This question has been asked before.
Sadly, nobody has answered it.
https://answers.unity.com/questions/1042117/is-posible-make-a-electromagnetic-waves-simulator.html
I am making a game that plays upon the themes of light. I woke up this morning and had a great idea to emulate a radiowave tower and then give players a REAL FM radio in game that players can use to solve puzzles with. I could also give them special goggles that they could use to see the radiowaves. Also, I could use electromagnetic radiation to implement REAL black-lights (not just shaders made to look like black lights). Lastly, I could use electromagnetic radiation to give players infrared goggles.
Does the Unity lighting physics support electromagnetic waves? Or does it just give us RGB? Would something this ambitious be too expensive in terms of CPU/RAM usage?
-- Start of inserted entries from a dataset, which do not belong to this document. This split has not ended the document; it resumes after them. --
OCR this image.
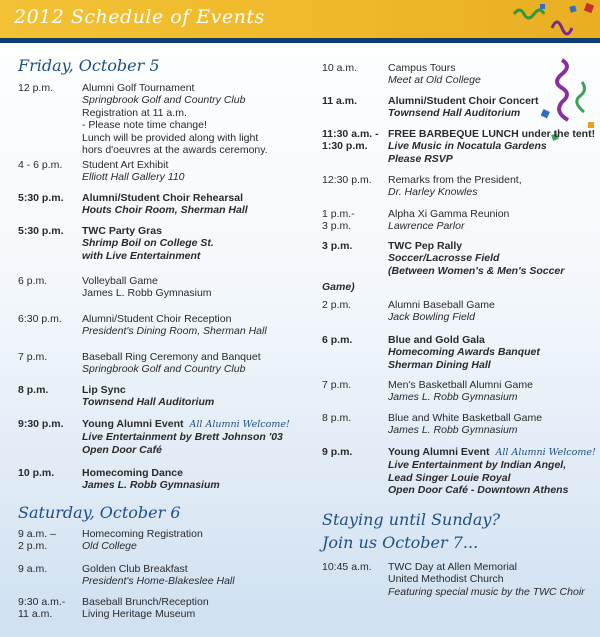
2012 Schedule of Events
Friday, October 5
12 p.m.	Alumni Golf Tournament
Springbrook Golf and Country Club
Registration at 11 a.m.
- Please note time change!
Lunch will be provided along with light
hors d'oeuvres at the awards ceremony.
4 - 6 p.m. Student Art Exhibit
Elliott Hall Gallery 110
5:30 p.m. Alumni/Student Choir Rehearsal
Houts Choir Room, Sherman Hall
5:30 p.m. TWC Party Gras
Shrimp Boil on College St.
with Live Entertainment
6 p.m.	Volleyball Game
James L. Robb Gymnasium
6:30 p.m. Alumni/Student Choir Reception
President's Dining Room, Sherman Hall
7 p.m.	Baseball Ring Ceremony and Banquet
Springbrook Golf and Country Club
8 p.m.	Lip Sync
Townsend Hall Auditorium
9:30 p.m. Young Alumni Event All Alumni Welcome!
Live Entertainment by Brett Johnson '03
Open Door Café
10 p.m.	Homecoming Dance
James L. Robb Gymnasium
Saturday, October 6
9 a.m. –
2 p.m.
Homecoming Registration
Old College
9 a.m.	Golden Club Breakfast
President's Home-Blakeslee Hall
9:30 a.m.-
11 a.m.
Baseball Brunch/Reception
Living Heritage Museum
10 a.m.	Campus Tours
Meet at Old College
11 a.m.	Alumni/Student Choir Concert
Townsend Hall Auditorium
11:30 a.m. -
1:30 p.m.
FREE BARBEQUE LUNCH under the tent!
Live Music in Nocatula Gardens
Please RSVP
12:30 p.m. Remarks from the President,
Dr. Harley Knowles
1 p.m.-
3 p.m.
Alpha Xi Gamma Reunion
Lawrence Parlor
3 p.m.	TWC Pep Rally
Soccer/Lacrosse Field
(Between Women's & Men's Soccer
Game)
2 p.m.	Alumni Baseball Game
Jack Bowling Field
6 p.m.	Blue and Gold Gala
Homecoming Awards Banquet
Sherman Dining Hall
7 p.m.	Men's Basketball Alumni Game
James L. Robb Gymnasium
8 p.m.	Blue and White Basketball Game
James L. Robb Gymnasium
9 p.m.	Young Alumni Event All Alumni Welcome!
Live Entertainment by Indian Angel,
Lead Singer Louie Royal
Open Door Café - Downtown Athens
Staying until Sunday?
Join us October 7...
10:45 a.m. TWC Day at Allen Memorial
United Methodist Church
Featuring special music by the TWC Choir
This is a very specific need, and no, there’s nothing quite like this in Unity. The only thing approaching this is the SoundListener system that allows the simulation of both the speed of sound and the Doppler effect. While it’s close to the issues you have here, it’s a system specialized for a single listener, not millions of pixels.
There’s is no such thing as “real light” in unity. A shader simulating a black light is just as fake as a shader simulating a non-UV light. Unity strays very far from simulating any kinds of physics realistically, and like most engines out there, is just a rough approximation.
Seeing radiowaves is not easy in real-life, as the detector’s resolution is dictated by the wavelength of the radiation. So if you wanted to be realistic, your glasses would need antennas dozens of meter in width. If you don’t care about that, you can simply have multiple types of light that you enable or disable. Using shaders you can simulate fluorescence for black light.
Unity doesn’t just use RGB, but definitely doesn’t use wavelength to describe light, which is neither a performant approach nor an interesting one. Your computer screen couldn’t even display some of the most saturated colors in the real world, no point in computing something that can’t be shown.